Heschel further suggests that God chooses to remain nameless to preserve the genuineness of His relationship with humankind. Heschel talks about the inherent loss of detail in symbolism; he says, “There is hardly a symbol which, when used, would not impair or even undo the grasp of remembrance of the incomparable” (Heschel 97). To illustrate, a photograph of a mountain never stuns a person as much as the real thing. The symbol represents; it does not duplicate. The second commandment against making graven images suggests that the Hebrews believed this as well. Therefore, it can be argued that a symbol for God would weaken the relationship by its gross inaccuracy. Furthermore, Heschel sees all existence as a fluid thought of God. It follows that humans cannot think of God but only in God. The philosopher explains the relational effects of this: “As soon as a person objectifies God, he gains an idea and loses God” (128).

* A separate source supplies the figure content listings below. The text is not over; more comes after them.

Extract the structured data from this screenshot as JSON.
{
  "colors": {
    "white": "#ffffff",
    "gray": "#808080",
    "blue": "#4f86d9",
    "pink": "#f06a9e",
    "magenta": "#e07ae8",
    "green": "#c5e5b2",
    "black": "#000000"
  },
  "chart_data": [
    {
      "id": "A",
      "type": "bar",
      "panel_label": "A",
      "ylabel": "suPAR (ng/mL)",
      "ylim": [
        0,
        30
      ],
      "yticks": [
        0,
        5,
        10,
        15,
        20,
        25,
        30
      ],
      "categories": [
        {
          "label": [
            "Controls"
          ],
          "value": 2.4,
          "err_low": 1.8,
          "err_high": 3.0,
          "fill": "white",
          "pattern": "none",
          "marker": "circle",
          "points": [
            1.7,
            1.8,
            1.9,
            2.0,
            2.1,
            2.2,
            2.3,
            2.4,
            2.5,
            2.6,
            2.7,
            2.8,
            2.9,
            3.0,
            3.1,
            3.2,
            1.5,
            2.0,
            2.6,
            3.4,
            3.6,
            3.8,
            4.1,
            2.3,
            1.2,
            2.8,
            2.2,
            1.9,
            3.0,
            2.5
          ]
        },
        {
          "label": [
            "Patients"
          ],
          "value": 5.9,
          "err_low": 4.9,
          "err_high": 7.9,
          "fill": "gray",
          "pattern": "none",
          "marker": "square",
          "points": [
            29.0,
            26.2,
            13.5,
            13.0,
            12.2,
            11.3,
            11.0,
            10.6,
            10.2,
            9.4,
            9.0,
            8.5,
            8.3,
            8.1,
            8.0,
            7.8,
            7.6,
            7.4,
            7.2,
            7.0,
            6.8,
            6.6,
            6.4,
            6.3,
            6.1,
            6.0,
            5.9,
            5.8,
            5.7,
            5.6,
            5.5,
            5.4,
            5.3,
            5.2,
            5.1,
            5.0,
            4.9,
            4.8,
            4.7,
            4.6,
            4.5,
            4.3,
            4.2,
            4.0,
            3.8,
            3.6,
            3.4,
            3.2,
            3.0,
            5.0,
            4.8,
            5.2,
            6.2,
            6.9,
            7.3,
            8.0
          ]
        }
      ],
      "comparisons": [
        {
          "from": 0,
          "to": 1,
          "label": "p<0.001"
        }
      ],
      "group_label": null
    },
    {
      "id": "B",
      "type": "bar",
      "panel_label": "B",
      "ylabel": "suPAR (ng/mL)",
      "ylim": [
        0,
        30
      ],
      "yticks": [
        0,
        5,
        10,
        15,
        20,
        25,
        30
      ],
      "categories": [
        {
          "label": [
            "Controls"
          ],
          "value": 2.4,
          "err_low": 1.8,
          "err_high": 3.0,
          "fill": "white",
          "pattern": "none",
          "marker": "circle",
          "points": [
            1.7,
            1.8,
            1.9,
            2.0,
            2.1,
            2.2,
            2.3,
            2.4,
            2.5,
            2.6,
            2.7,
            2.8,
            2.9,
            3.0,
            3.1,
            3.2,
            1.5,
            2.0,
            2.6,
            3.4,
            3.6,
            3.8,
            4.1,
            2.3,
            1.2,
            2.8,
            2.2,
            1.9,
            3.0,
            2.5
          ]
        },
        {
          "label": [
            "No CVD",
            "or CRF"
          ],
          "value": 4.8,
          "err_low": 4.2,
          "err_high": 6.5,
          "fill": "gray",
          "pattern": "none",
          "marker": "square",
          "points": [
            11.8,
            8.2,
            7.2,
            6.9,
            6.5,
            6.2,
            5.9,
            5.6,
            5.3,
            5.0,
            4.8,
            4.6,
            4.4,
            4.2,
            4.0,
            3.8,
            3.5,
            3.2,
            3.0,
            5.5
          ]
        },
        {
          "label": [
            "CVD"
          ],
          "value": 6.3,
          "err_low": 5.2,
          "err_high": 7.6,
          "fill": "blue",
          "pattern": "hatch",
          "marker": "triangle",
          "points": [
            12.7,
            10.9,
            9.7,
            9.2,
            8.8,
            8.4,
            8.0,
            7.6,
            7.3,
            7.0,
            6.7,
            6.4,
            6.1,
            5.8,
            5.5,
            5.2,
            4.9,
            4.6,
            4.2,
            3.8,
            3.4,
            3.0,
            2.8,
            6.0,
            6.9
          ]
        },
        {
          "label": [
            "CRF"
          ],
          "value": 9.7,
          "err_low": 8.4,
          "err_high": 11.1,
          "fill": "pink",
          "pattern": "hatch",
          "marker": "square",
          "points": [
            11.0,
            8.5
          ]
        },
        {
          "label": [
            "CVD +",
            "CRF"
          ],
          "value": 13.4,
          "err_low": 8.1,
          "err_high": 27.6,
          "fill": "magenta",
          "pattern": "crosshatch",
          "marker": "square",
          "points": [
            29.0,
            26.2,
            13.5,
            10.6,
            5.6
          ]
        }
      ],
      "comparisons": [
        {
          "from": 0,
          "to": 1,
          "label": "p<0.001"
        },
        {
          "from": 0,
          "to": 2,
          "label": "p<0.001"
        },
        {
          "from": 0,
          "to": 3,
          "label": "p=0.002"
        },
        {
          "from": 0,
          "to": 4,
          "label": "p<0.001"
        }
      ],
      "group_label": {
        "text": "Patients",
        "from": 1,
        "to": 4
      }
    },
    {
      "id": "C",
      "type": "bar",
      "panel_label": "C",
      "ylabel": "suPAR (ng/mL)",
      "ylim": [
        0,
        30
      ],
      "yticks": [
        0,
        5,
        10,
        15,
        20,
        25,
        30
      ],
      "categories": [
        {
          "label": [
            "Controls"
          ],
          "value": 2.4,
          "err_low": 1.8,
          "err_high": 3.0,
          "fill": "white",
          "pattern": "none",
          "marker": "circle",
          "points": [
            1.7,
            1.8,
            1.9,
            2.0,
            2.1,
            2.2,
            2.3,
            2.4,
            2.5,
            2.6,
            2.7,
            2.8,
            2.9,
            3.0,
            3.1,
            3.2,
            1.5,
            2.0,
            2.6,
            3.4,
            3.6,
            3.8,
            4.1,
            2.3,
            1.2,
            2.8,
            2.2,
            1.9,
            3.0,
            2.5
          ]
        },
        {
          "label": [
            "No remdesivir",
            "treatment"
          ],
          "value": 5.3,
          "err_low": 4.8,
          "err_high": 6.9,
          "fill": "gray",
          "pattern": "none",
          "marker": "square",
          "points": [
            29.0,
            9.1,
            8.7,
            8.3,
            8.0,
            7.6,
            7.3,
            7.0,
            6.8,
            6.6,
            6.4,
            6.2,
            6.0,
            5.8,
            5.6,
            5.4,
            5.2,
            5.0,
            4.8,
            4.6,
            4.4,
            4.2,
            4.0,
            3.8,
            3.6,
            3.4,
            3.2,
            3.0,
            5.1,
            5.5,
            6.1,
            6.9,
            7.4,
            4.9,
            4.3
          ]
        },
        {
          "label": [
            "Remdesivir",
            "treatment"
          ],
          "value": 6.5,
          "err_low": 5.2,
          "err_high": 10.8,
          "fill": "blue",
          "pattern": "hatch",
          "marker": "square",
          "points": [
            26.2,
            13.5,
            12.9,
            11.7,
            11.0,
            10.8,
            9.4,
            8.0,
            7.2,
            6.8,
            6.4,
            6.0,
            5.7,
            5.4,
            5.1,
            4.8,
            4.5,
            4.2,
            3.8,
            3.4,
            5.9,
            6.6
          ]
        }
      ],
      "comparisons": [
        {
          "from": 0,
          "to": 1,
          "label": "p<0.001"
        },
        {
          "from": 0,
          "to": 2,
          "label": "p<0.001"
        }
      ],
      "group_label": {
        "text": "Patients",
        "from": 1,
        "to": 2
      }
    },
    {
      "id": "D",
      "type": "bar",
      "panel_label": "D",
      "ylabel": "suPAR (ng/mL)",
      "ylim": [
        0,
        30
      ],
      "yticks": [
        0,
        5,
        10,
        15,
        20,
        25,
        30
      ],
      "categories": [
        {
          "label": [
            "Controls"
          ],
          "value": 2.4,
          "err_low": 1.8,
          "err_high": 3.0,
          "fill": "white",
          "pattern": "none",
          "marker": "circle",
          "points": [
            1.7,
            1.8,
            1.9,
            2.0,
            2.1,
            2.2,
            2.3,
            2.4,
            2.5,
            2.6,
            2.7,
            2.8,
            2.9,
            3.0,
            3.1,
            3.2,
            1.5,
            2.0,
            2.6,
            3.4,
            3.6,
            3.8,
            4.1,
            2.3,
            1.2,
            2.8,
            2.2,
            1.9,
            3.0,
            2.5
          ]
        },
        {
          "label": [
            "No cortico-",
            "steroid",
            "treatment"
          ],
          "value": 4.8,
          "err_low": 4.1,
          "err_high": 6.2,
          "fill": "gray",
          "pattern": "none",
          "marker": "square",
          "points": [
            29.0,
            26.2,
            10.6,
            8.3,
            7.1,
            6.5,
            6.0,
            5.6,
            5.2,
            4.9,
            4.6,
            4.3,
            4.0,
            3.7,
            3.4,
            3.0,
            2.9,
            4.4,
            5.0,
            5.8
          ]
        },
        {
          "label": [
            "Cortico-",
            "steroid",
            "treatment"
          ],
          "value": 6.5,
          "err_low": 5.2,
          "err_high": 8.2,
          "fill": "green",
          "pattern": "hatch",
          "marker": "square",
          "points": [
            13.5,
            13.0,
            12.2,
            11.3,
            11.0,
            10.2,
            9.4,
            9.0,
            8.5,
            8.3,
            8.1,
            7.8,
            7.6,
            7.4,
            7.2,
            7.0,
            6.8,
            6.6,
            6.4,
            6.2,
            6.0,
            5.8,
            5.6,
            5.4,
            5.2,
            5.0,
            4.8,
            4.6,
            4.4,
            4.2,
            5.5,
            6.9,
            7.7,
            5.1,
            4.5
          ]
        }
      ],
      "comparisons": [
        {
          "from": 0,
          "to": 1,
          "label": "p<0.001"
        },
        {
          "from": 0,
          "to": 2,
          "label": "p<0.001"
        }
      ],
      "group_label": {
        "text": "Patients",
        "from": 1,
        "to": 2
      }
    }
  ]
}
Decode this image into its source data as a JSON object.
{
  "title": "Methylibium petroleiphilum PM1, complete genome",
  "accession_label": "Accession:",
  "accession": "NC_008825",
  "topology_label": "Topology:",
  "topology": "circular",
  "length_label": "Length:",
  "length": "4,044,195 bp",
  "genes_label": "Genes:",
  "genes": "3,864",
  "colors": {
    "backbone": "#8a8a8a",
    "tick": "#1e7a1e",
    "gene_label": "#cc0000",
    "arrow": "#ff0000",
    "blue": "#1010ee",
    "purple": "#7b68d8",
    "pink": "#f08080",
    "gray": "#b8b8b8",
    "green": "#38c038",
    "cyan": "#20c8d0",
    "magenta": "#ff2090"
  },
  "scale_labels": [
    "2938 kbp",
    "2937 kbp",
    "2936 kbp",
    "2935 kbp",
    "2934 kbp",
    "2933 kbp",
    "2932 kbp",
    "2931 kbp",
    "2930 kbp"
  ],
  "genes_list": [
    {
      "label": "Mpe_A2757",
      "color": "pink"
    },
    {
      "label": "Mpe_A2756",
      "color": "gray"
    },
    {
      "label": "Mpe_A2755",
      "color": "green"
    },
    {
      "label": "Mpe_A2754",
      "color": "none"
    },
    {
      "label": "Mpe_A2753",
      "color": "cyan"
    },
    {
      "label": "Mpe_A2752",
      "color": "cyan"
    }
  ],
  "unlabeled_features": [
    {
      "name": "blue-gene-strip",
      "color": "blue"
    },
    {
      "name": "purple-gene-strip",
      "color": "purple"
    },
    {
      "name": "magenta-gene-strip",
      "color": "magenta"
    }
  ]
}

It is yet possible that God conceals his name to initiate Moses’ transition from material polytheism to spiritual monotheism. In Coffey’s analysis of essence, he notes that in pondering “the constitution of any corporeal thing, there is a danger of taking what is really only part of the essence of such a thing for the whole essence” (Coffey 77). Having grown up in a world of golden calves, animal-headed gods, and Pharaohs who were essentially gods on earth, Moses probably would have tended to see gods as “corporeal beings.” God’s nondisclosure of His essence thus prevents any confusion over the part and the whole of God. With no way to connect God to the material, Moses is forced to embark on an exclusively spiritual journey.
One could say that this journey is defined in the first few moments Moses speaks with God. Moses leads the Hebrews out of Egypt with an obedience that can only flow fresh from an encounter with indescribable wonder. God’s perplexing introduction marks the beginning of a grand narrative—that of the Israelites’ quest for nationhood, for prosperity, and for relationship with the unknowable God who is who He is.
Coffey, P. Ontology. New York, NY: Peter Smith, 1938. Print.
Good News Bible. New York, NY: American Bible Society, 1992. Print.
Heschel, Abraham Joshua. Man Is Not Alone. New York, NY: Farrar, Straus and Giroux, 1951. Print.
Plaut, W. Gunther. The Torah: a Modern Commentary. New York, NY: Union of American Hebrew Congregations, 1981. Print.
Sarna, Nahum M. The JPS Torah Commentary: Exodus. Philadelphia, PA: The Jewish Publication Society, 1991. Print.
The Vulgate Bible. Ed. Swift Edgar. Cambridge, MA: Harvard University Press, 2010. Print.